I would like to thank Chris  (of Mashape) for helping me with some of the interviews I wrote here .I did 26 interviews this year for Programmable Web and a total of 30+ articles including the interviews in 2013.

Of course- we have now reached 116 excellent interviews on Decisionstats.com alone ( see http://goo.gl/V6UsCG )I would like to thank each one of the interviewees who took precious time to fill out the questions.

Sponsors- I would like to thank Dr Eric Siegel ( individually as an author and as founder chair of www.pawcon.com ) , Nadja and Ingo (for Rapid-Miner) , Dr Jonathan ( for Datamind) , Chris M (for Statace.com ) , Gergely ( Author) and many more during all these six years who have kept us afloat and the servers warm in these days of cold reflection, including Gregory (of KDNuggets.com) and erstwhile AsterData founders.

Training Partners- I would like to thank Lovleen Bhatia ( of Edureka  for giving me the opportunity to make http://www.edureka.in/r-for-analytics which now has 1721 learners as per http://www.edureka.in/)
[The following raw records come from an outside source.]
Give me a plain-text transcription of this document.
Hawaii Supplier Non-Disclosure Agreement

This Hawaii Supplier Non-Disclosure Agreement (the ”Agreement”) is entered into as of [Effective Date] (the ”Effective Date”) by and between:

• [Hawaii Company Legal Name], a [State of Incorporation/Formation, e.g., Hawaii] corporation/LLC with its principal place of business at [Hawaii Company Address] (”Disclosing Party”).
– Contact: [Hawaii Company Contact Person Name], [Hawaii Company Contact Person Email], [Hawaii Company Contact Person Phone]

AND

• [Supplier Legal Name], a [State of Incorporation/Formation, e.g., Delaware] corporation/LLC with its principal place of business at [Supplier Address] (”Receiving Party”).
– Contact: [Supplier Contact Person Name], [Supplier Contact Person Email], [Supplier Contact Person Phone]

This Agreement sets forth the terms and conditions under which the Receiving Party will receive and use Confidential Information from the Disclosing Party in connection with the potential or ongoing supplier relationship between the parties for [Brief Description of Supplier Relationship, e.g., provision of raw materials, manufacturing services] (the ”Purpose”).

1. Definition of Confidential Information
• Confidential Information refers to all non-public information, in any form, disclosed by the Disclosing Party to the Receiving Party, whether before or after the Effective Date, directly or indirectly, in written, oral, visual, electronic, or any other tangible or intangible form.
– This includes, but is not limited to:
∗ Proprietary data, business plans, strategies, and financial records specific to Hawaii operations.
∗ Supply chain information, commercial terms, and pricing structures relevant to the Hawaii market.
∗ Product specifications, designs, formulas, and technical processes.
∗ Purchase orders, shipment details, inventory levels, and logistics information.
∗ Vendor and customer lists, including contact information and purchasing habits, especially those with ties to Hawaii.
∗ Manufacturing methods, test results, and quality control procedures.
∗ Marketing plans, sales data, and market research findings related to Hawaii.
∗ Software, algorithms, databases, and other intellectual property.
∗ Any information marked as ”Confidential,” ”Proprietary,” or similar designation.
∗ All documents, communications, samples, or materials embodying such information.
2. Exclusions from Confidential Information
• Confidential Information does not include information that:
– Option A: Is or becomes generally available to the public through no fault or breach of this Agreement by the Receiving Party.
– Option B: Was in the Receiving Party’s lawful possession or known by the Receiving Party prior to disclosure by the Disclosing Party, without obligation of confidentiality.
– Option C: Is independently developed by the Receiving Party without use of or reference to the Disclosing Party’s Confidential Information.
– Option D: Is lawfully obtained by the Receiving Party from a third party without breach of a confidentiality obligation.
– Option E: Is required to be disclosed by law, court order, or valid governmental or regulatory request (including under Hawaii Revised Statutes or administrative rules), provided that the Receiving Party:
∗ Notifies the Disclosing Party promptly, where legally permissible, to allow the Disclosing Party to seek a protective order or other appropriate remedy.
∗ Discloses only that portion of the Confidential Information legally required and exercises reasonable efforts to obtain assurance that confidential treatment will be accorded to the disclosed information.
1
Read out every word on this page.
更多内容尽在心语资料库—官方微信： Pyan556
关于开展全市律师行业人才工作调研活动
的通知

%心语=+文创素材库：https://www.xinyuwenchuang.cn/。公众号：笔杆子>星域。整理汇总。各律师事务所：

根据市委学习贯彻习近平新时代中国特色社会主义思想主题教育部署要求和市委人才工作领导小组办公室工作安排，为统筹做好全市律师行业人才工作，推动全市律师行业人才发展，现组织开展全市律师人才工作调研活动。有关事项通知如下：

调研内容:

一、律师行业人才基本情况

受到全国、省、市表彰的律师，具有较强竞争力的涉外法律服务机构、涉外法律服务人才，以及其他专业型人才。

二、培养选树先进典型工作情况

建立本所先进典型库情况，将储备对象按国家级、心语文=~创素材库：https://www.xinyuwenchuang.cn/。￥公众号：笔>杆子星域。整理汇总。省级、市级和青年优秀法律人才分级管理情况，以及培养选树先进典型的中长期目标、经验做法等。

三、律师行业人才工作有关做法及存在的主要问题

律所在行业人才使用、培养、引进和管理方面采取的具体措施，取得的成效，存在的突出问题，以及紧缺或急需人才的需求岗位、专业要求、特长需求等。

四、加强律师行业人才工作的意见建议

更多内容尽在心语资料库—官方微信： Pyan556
I would also specially say Thank you to Jigsaw Academy for giving me the opportunity to create
the first affordable and quality R course in Asia http://analyticstraining.com/2013/jigsaw-completes-training-of-300-students-on-r/

These training courses including those by Datamind and Coursera remain a formidable and affordable alternative to many others catching up in the analytics education game in India ( an issue I wrote here)

Each and Everyone of my students (past and present) and Everyone in the #rstats  and SAS-L community, including people who may have been left out.

Thank you sir, for helping me and Decisionstats.com !

Wish each one of you a very happy and Joyous Happy New Year and a great and prosperous 2014!